Examination: Significant tension and tenderness in both iliotibial bands from the medial portion, distally to the band’s insertion on the tibia. Pressure applied to the medial portion of the band increases the numbness perceived on the feet. The right piriformis and gluteus medius are also significantly tight and tender. Provocation of the sacroiliac joint was positive for local pain. Patrick’s test was positive for pain on the right hip. Ober’s test for ITB tension was negative bilaterally, but Renne’s test for ITB tension reproduced symptoms on both legs. Nerve and circulatory testing in both lower extremities were within normal limits. Low back orthopedics were negative.
Discussion:
The iliotibial band or ITB is a common source of complaint for many athletes, especially runners and cyclists. The ITB runs from its muscle at the hip, the tensor fascia lata, to past the knee on the outside of the thigh. Because of its location, it works to stabilize the hip and knee, and can even become involved in pelvis and low back problems. In this patient’s case, an increase in running and a decrease in other aerobic activity caused increased stress on her knee stability. The ITB became inflamed as it increased tension in an attempt to improve knee stability. As the tension increased, the symptoms traveled up the leg into the hip. As the ITB got tighter, it began to cause abnormal sensations in the foot. It is important to note that testing proved the patient did not have any actual nerve damage or irritation. The numbness she experienced was a result of deep-referred symptoms.
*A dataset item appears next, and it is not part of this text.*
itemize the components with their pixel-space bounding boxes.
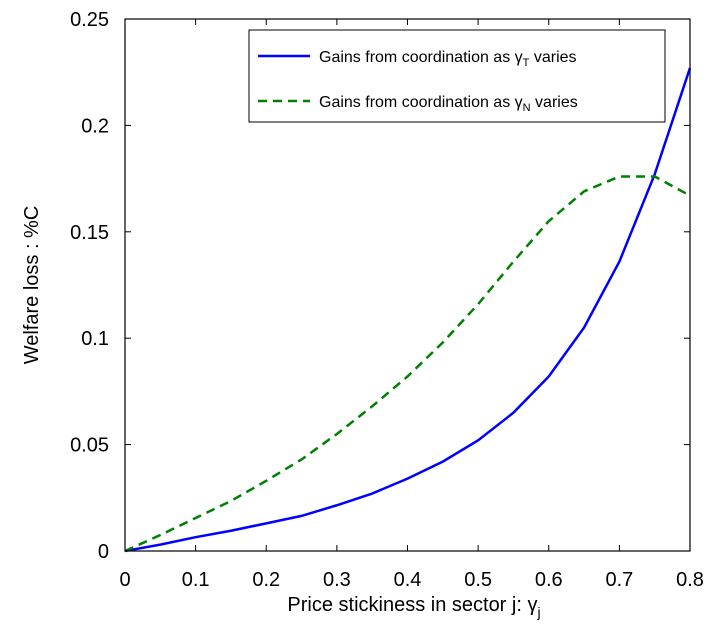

In this case, the patient was instructed to stop running for two weeks and underwent intensive treatment to reduce the tension on her ITB’s and related musculature. Once the tension was decreased, the patient was able to return slowly to exercise with a new program for warming up and cooling down that included stretching of the ITB’s.
Outcome: The patient has had a complete resolution of the ITB Syndrome in both legs. She uses a foam roller regularly to help maintain healthy tension levels in the ITB’s and related muscles. She receives maintenance chiropractic care approximately one time per month, as needed.
Suggestion of the Week: When you have knee pain, it is important to remember the knee’s muscles must be balanced for the joint to function properly. This means that both the front and back and the inside and outside of the knee must have equal support. One of the most commonly weak knee muscles is the Vastus Medialis Oblique or VMO. If this muscle is weak, the knee cap cannot track properly during knee bending, and this can cause many different problems, including ITB Syndrome. Get your knee evaluated for muscle balance to ensure good joint motion and biomechanics.
Exercise of the Week: Use a foam roller to self-massage difficult areas on your body. You can use the roller on your back muscles, buttock, thighs, calves, shins and shoulders. Make sure you only stay on an area for about 30 seconds, and be careful not to roll over a joint. Daily use of the foam roller on problem areas can help people decrease the frequency of their chiropractic maintenance visits because they are able to provide some maintenance care themselves. Follow this link for more detailed instruction: http://www.performbetter.com/catalog/assets/Exercisesheets/PDF/FoamRoller.pdf. Please be aware that this link also includes instruction for balance training exercises using the foam roller. While this is an excellent use of the product, this is not the intended use in reducing muscle tension.
Remember never to engage in an exercise without first consulting your chiropractic physician to see if it is safe for you and your unique conditions.